Speaker
Description
Galaxy surveys require support from massive datasets in order to achieve precision estimations of cosmological parameters. The CosmoHub platform and SciPIC pipeline have been developed at the Port d'Informació Científica (PIC) to provide this support, achieving nearly interactive performance in the processing of multi-Terabyte datasets. Cosmology projects currently supported include ESA's Euclid space mission, the Dark Energy Survey (DES), the Physics of the Accelerating Universe (PAU) survey and the Marenostrum Institut de Ciències de l'Espai Simulations (MICE). Support for additional projects can be added as needed. CosmoHub (https://cosmohub.pic.es) is a web portal to perform interactive analysis of massive cosmological data. It enables users to interactively explore and distribute data without any SQL knowledge.

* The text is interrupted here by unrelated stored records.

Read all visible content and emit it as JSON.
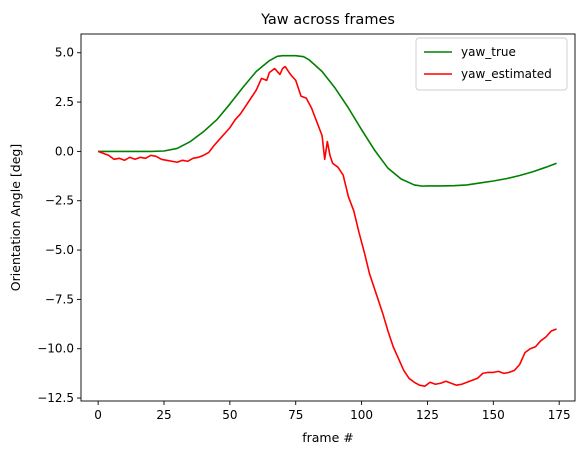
{
  "chart_data": {
    "type": "line",
    "title": "Yaw across frames",
    "xlabel": "frame #",
    "ylabel": "Orientation Angle [deg]",
    "xlim": [
      -6.5,
      181
    ],
    "ylim": [
      -12.65,
      5.95
    ],
    "xticks": [
      0,
      25,
      50,
      75,
      100,
      125,
      150,
      175
    ],
    "yticks": [
      -12.5,
      -10.0,
      -7.5,
      -5.0,
      -2.5,
      0.0,
      2.5,
      5.0
    ],
    "ytick_labels": [
      "−12.5",
      "−10.0",
      "−7.5",
      "−5.0",
      "−2.5",
      "0.0",
      "2.5",
      "5.0"
    ],
    "grid": false,
    "legend_position": "top-right",
    "series": [
      {
        "name": "yaw_true",
        "color": "#008000",
        "points": [
          [
            0,
            0.0
          ],
          [
            10,
            0.0
          ],
          [
            20,
            0.0
          ],
          [
            25,
            0.02
          ],
          [
            30,
            0.15
          ],
          [
            35,
            0.5
          ],
          [
            40,
            1.0
          ],
          [
            45,
            1.6
          ],
          [
            50,
            2.4
          ],
          [
            55,
            3.25
          ],
          [
            60,
            4.05
          ],
          [
            65,
            4.6
          ],
          [
            68,
            4.82
          ],
          [
            70,
            4.85
          ],
          [
            75,
            4.85
          ],
          [
            78,
            4.8
          ],
          [
            80,
            4.65
          ],
          [
            85,
            4.05
          ],
          [
            90,
            3.2
          ],
          [
            95,
            2.2
          ],
          [
            100,
            1.1
          ],
          [
            105,
            0.05
          ],
          [
            110,
            -0.85
          ],
          [
            115,
            -1.4
          ],
          [
            120,
            -1.7
          ],
          [
            123,
            -1.76
          ],
          [
            125,
            -1.75
          ],
          [
            130,
            -1.75
          ],
          [
            135,
            -1.74
          ],
          [
            140,
            -1.7
          ],
          [
            145,
            -1.6
          ],
          [
            150,
            -1.5
          ],
          [
            155,
            -1.38
          ],
          [
            160,
            -1.22
          ],
          [
            165,
            -1.03
          ],
          [
            170,
            -0.8
          ],
          [
            174,
            -0.6
          ]
        ]
      },
      {
        "name": "yaw_estimated",
        "color": "#ff0000",
        "points": [
          [
            0,
            0.0
          ],
          [
            2,
            -0.1
          ],
          [
            4,
            -0.2
          ],
          [
            6,
            -0.4
          ],
          [
            8,
            -0.35
          ],
          [
            10,
            -0.45
          ],
          [
            12,
            -0.3
          ],
          [
            14,
            -0.4
          ],
          [
            16,
            -0.3
          ],
          [
            18,
            -0.35
          ],
          [
            20,
            -0.2
          ],
          [
            22,
            -0.25
          ],
          [
            24,
            -0.4
          ],
          [
            26,
            -0.45
          ],
          [
            28,
            -0.5
          ],
          [
            30,
            -0.55
          ],
          [
            32,
            -0.45
          ],
          [
            34,
            -0.5
          ],
          [
            36,
            -0.35
          ],
          [
            38,
            -0.3
          ],
          [
            40,
            -0.2
          ],
          [
            42,
            -0.05
          ],
          [
            44,
            0.3
          ],
          [
            46,
            0.6
          ],
          [
            48,
            0.9
          ],
          [
            50,
            1.2
          ],
          [
            52,
            1.6
          ],
          [
            54,
            1.9
          ],
          [
            56,
            2.3
          ],
          [
            58,
            2.7
          ],
          [
            60,
            3.1
          ],
          [
            62,
            3.7
          ],
          [
            64,
            3.6
          ],
          [
            65,
            4.0
          ],
          [
            67,
            4.2
          ],
          [
            69,
            3.9
          ],
          [
            70,
            4.2
          ],
          [
            71,
            4.3
          ],
          [
            73,
            3.9
          ],
          [
            75,
            3.6
          ],
          [
            77,
            2.8
          ],
          [
            79,
            2.7
          ],
          [
            81,
            2.2
          ],
          [
            83,
            1.5
          ],
          [
            85,
            0.8
          ],
          [
            86,
            -0.4
          ],
          [
            87,
            0.5
          ],
          [
            88,
            -0.2
          ],
          [
            89,
            -0.6
          ],
          [
            91,
            -0.8
          ],
          [
            93,
            -1.2
          ],
          [
            95,
            -2.3
          ],
          [
            97,
            -3.0
          ],
          [
            99,
            -4.1
          ],
          [
            101,
            -5.1
          ],
          [
            103,
            -6.2
          ],
          [
            105,
            -7.0
          ],
          [
            108,
            -8.2
          ],
          [
            110,
            -9.1
          ],
          [
            112,
            -9.9
          ],
          [
            114,
            -10.5
          ],
          [
            116,
            -11.1
          ],
          [
            118,
            -11.5
          ],
          [
            120,
            -11.7
          ],
          [
            122,
            -11.85
          ],
          [
            124,
            -11.9
          ],
          [
            126,
            -11.7
          ],
          [
            128,
            -11.8
          ],
          [
            130,
            -11.75
          ],
          [
            132,
            -11.65
          ],
          [
            134,
            -11.75
          ],
          [
            136,
            -11.85
          ],
          [
            138,
            -11.8
          ],
          [
            140,
            -11.7
          ],
          [
            142,
            -11.6
          ],
          [
            144,
            -11.5
          ],
          [
            146,
            -11.25
          ],
          [
            148,
            -11.2
          ],
          [
            150,
            -11.2
          ],
          [
            152,
            -11.15
          ],
          [
            154,
            -11.25
          ],
          [
            156,
            -11.2
          ],
          [
            158,
            -11.1
          ],
          [
            160,
            -10.8
          ],
          [
            162,
            -10.2
          ],
          [
            164,
            -10.0
          ],
          [
            166,
            -9.9
          ],
          [
            168,
            -9.6
          ],
          [
            170,
            -9.4
          ],
          [
            172,
            -9.1
          ],
          [
            174,
            -9.0
          ]
        ]
      }
    ]
  }
}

It is built on top of Apache Hive, part of the Apache Hadoop ecosystem, which facilitates reading, writing, and managing large datasets. More than two billion objects, from public and private data, as well as observed and simulated data, are available. Over 400 users have produced over the last three years about 1500 custom catalogs occupying 2TB in compressed format. All those datasets can be interactively explored using an integrated visualization tool. The current implementation allows an interactive analysis of billion object datasets to complete in less than 25 seconds. The SciPIC scientific pipeline has been developed to efficiently generate mock galaxy catalogs using as input a dark matter halo population. It runs on top of the Hadoop platform using Apache Spark, which is an open-source cluster-computing framework. The pipeline is currently being calibrated to populate the full sky Flagship dark matter halo catalog produced by the University of Zürich, which containins about 44 billion dark matter haloes in a box size of 3.78 Gpc/h. The resulting mock galaxy catalog is directly saved in the CosmoHub platform.
Experimental Collaboration | Euclid, PAU, DES, MICE |
---|